Wu Changqi, professor of strategic management at the Guanghua School of Management at Peking University, insisted that foreign multinationals were less likely to be as solely focused on China this year as they were in 2009.

"Last year China was seen as something of a safe haven with the US and European markets in the depths of recession. The size of the China economy is still relatively small compared with the US economy and so there will be an inevitable refocusing on Western markets," he said.

Alex Liu, senior research analyst at retail researcher Euromonitor in Shanghai, believes the major foreign food retailers such as Wal-Mart, Tesco and Carrefour will make further inroads into the second and third tier cities.

"One of the advantages of these locations is that they face less competition," he said.

Liu said the worry for the major retailers was inflation taking off and reaching 5 percent.

"The forecast level of 3 per cent is fine but any higher and it would begin to erode profit margins with labor and other costs rising," he said.

One of the major opportunities for foreign multinationals in China could be private healthcare. The government is said to be planning to allow Chinese people to use their yibao, or public health insurance, at private hospitals.

Roberta Lipson, who launched China's first foreign-invested hospital, Beijing United Family Hospital, in 1997, said it could transform the market.

"It would be a measure that would be welcomed by consumers, private health insurance companies and by private hospital investors, " she said.

Howard Abe, Asia Pacific retail and consumer industries practice leader for management consultants A.T. Kearney in Shanghai, said Chinese consumption patterns make it difficult for consumption-boosting measures to work.

"Chinese consumers behave differently from those in the West.
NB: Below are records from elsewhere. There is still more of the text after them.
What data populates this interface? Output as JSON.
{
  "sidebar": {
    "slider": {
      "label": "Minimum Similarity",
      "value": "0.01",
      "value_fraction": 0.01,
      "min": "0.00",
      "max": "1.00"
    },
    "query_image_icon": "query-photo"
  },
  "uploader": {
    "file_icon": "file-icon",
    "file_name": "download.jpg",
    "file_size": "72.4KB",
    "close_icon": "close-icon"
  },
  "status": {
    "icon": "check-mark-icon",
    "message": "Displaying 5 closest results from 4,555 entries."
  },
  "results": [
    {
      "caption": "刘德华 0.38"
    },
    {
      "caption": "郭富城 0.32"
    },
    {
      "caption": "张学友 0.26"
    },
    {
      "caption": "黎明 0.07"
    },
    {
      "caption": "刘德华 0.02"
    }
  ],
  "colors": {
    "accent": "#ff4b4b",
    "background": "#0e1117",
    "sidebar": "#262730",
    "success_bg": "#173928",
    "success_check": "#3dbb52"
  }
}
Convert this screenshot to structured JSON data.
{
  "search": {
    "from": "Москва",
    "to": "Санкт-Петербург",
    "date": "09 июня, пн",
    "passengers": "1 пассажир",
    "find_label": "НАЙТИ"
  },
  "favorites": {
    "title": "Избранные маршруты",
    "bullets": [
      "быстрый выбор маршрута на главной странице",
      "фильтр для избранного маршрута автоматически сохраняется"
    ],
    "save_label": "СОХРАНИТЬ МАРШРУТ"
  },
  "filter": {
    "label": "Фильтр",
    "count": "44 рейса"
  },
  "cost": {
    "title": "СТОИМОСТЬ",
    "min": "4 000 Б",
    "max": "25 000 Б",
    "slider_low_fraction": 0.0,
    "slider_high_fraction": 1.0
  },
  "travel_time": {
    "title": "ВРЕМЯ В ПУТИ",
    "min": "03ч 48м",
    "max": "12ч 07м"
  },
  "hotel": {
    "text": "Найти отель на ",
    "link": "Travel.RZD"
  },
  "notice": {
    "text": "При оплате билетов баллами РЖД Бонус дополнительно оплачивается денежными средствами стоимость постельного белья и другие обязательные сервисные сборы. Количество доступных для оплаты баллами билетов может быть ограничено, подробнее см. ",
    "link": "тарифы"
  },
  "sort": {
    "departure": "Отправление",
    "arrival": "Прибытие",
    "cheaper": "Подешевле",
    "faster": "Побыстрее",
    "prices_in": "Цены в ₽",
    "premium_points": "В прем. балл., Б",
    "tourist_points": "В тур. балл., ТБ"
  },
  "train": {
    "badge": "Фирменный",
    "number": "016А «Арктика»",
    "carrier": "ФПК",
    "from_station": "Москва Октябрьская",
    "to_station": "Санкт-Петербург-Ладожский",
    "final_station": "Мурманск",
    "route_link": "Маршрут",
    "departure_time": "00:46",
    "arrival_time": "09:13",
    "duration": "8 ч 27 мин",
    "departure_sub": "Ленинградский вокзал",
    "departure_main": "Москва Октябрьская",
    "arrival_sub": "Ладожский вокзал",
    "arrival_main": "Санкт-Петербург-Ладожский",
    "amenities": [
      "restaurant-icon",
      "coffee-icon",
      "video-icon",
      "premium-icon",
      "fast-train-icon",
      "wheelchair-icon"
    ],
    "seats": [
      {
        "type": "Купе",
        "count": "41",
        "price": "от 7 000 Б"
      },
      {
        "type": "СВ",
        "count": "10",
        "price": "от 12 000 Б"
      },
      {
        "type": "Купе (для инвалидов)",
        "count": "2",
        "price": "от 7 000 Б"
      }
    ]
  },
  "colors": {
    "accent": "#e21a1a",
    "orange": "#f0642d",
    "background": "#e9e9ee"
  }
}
They tend to wait for sales and just go out and buy multiple items all at once.

In the West, people buy items on a more regular basis, every month or two," he said.

He added that foreign multinationals remain optimistic about trading conditions in the China market.

"Last year, for many of them, it was like printing money. There was no holding back," he said.

Multinationals in other sectors are optimistic about economic activity in China this year.

Laurence Barron, Airbus China president, expects the aviation industry to return to pre-crisis economic levels ahead of the rest of the world.

"We will see recovery in China one year or even more earlier than the rest of the world," he said.

The energy sector also continues to present a number of opportunities for foreign multinationals.

Chen Liming, China president of BP, the UK energy giant, said opportunities abounded.

"China has done great work in energy conservation and pollution control and the country still has big potential in this area, " he said.

Wu at the Guanghua School of Management said it was inevitable that China would remain a strong market for foreign multinationals for some time to come because they offer the brands that Chinese consumers want.

"As more and more Chinese people move up into white collar and professional middle class groups, the more they will demand quality products and the foreign multinationals offer better brand name recognition," he said.